ベトナムを旅行していて感じるのは身の危険をまったく感じないということだ。これはぼくだけでなく、ベトナムに長く住んでいる人も同じ感想を持っていた。
上に書いたような歴史を知ると意外な気持ちになる。

写真:ヴィンロン市場にて

宗教

2004年09月09日 | 基本情報
片言の英語でベトナム人と話をしているときに宗教的な話題になることはあまりなかった。ベトナムには日本と同じく国教となる宗教は存在しないようだ。
ベトナムの宗教について調べてみた。

ベトナムでは公的に認められた宗教が6つあるという。仏教・カソリック・プロテスタント・イスラム経・カオダイ経・ホアハオ経である。
国民の8割は仏教徒と言われていて、その他の宗教はマイノリティになる。
政府の統計によると人口約8,000万人に対し、カソリック503万人、プロテスタント41万人、カオダイ経115万人、ホアハオ経130万人。
カオダイ経とホアハオ経はベトナム独自の新興宗教だ。
このブログの「銀行口座」のページにカオダイ経の礼賛の写真がある。ホーチミンからツアーが出ているので、バスに2時間あまり乗れば手軽に見学できる。色鮮やかな信者の服装や、寺院の壁面に描かれた片目(天眼)などは観光客にとってインパクトが強い。
ホアハオ経については、よく調べていないが、南部メコンデルタ地域のアンザン省ホアハオ村で出生した仏教亜流の宗教らしい。アンザン省では75%がホアハオ経の信者だという。

ベトナムの最大の宗教は仏教だが、タイやラオスの宗教事情とは少し違う。
日本のテレビでよく見るのだが、タイでは朱色の袈裟を着たお坊さんが街を歩き、周りの人たちが尊敬のまなざしで眺めている。
しかしベトナムではこのような風景に出会わないと思う。

ベトナムはカンボジア・ラオスと国境を接しタイとも地理的に近い位置にあるが、信仰している仏教の宗派が異なる。
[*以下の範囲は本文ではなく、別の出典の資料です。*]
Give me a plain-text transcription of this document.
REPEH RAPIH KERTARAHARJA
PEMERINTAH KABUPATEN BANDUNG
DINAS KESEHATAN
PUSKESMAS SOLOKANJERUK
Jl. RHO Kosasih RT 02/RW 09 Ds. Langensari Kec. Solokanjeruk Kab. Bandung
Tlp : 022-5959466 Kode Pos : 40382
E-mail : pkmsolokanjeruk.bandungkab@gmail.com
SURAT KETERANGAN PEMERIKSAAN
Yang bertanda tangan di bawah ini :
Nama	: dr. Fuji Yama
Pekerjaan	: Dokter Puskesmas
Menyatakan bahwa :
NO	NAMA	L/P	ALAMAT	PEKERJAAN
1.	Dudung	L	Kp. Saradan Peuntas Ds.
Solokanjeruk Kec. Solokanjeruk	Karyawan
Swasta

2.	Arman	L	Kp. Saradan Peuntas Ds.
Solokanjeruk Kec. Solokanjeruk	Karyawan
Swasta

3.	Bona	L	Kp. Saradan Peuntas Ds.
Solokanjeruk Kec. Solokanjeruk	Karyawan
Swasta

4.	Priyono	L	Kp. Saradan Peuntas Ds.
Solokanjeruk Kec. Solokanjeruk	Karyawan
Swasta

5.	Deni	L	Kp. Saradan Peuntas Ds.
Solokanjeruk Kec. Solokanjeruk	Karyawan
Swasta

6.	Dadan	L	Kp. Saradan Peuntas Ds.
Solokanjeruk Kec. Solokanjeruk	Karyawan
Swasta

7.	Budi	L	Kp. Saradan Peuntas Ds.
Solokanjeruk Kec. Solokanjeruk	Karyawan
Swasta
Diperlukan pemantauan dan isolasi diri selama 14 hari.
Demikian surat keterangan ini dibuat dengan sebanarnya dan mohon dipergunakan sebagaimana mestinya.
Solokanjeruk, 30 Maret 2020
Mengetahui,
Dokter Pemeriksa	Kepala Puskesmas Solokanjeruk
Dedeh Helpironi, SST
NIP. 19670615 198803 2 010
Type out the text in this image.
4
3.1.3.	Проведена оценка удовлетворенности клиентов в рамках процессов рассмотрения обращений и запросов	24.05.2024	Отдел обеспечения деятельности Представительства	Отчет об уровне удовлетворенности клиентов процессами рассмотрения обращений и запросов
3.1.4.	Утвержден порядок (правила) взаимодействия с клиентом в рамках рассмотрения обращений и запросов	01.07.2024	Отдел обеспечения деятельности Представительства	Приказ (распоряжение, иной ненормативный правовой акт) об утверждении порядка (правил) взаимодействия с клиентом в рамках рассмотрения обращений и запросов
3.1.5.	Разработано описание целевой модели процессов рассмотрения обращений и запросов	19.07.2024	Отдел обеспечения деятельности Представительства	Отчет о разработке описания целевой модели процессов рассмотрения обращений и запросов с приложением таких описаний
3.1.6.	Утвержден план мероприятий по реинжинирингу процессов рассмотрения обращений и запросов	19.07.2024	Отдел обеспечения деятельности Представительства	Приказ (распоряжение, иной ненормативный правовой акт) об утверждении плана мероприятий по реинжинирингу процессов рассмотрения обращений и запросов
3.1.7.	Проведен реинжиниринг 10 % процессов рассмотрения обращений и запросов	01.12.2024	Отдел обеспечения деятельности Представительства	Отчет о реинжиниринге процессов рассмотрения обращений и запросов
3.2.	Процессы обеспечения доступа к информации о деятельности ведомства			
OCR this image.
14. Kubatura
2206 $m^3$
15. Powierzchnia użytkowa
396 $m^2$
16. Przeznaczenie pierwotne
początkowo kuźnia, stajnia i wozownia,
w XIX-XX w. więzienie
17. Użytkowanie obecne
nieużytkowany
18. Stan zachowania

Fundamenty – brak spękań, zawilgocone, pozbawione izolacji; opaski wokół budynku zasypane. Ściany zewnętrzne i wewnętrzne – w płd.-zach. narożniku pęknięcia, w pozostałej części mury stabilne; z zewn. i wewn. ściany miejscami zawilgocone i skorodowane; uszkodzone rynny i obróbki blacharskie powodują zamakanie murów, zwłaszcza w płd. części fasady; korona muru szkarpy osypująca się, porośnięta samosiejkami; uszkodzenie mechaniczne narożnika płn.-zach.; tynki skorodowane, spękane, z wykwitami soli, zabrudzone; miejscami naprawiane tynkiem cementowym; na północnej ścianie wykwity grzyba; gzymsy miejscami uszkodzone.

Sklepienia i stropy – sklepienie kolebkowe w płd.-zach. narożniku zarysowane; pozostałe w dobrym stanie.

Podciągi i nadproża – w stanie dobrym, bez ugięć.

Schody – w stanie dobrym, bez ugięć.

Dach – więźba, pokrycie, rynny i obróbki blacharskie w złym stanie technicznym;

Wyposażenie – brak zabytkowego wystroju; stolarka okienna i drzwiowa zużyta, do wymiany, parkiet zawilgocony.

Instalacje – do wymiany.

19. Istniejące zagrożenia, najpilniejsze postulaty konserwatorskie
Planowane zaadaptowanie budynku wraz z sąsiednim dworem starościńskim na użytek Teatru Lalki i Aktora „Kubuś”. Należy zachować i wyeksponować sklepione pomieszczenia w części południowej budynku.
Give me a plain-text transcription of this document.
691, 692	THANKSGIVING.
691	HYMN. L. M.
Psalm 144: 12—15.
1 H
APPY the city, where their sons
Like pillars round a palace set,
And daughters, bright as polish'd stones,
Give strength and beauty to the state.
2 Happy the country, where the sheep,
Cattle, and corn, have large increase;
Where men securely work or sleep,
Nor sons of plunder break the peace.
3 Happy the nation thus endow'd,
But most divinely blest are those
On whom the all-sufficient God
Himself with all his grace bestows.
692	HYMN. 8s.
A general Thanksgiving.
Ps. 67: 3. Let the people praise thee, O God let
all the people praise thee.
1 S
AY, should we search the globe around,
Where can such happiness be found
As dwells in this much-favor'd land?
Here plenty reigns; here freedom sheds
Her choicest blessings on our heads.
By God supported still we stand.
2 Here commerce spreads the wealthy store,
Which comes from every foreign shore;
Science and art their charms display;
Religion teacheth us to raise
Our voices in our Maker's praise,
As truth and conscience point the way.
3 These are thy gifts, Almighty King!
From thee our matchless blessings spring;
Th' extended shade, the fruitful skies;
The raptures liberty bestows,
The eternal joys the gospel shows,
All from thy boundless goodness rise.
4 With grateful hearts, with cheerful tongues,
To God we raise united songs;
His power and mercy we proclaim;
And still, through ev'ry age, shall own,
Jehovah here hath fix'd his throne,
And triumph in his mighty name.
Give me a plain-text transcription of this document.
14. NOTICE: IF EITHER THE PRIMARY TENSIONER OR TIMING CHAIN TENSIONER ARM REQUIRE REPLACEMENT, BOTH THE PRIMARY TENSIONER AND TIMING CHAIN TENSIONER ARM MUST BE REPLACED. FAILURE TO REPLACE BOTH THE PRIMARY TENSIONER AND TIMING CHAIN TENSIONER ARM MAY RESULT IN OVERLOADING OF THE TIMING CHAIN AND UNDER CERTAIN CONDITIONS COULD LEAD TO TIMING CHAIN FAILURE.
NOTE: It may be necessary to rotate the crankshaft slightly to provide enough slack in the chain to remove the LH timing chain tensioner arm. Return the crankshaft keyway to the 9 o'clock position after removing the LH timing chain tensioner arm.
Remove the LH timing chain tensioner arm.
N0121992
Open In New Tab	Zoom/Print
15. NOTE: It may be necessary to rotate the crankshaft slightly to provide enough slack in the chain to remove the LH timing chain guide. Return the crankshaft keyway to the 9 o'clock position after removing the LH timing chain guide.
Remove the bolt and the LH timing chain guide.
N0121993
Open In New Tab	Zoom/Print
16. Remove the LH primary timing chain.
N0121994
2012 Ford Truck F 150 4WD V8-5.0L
タイ・カンボジア・ラオスで信仰されているのは上座部仏教(小乗仏教)で、ベトナムで信仰されているのは大乗仏教である。
ちなみに中国・韓国・日本も大乗仏教である。
(小乗仏教とは大乗仏教信仰者が名付けた蔑称であるため、以下は上座部仏教とする)

上座部仏教と大乗仏教の違いはなんだろうか。
上座部仏教の僧は厳しい戒律を守るために出家している。修行を重ね、僧個人が解脱をすることを目的としている。僧は家庭を持たないし女性と手を触れることも許されない。一般市民は僧侶に托鉢や寄付をすることで功徳を積み、来世で生まれ変わることを望む。
ベトナムや日本で信仰されている大乗仏教はもう少し、社会に溶け込んだ宗教といっていいと思う。僧は個人的な解脱を目指すのではなく、大衆を救うことを目的としている。日本では僧侶も結婚しているし、厳しい修行ばかりに明け暮れているわけでもない。

起源は上座部仏教である。
上座部仏教はインドで発祥し、そこからタイ・ラオス・カンボジア等東南アジアに広まった。

対する大乗仏教は、上座部仏教がインド国内で大衆を救う仏教として変化したもので、中国に伝わり、そこから朝鮮半島・日本・ベトナムへと伝わった。

ここが重要だと思う。

ベトナムの大乗仏教は日本と同じく中国から伝わったものなのだ。
中国からは、中国内で国教にまで発展した儒教も伝えられた。ベトナムと日本は中国の影響を受け両国とも儒教社会である。
儒教は孔子が説いたもので、仁、礼を重んじる教えである。他人をおもんばかり、先生や年上の人々を敬うという思想だ。宗教というより道徳であり、行動様式である。


「オンブラ、オンブラ」に載せた写真はファングーラオの某ホテルの屋上から通りを撮ったのだが、手前に祭壇(バーントー)が写っている。このような祭壇がホテルや民家の至る所にあり、先祖やお釈迦様、観音様を祭ってある。日本の仏壇や神棚によく似ている。果物やお菓子などを買ってきたときは食べる前にお供えしたりする。

なんだか難しい説明ばかりでオチがなくなってしまった。

いろんな文献を読むにつれてわかったことは、朝鮮半島、日本、ベトナムは大きく括ると中華文化圏に属するということだ。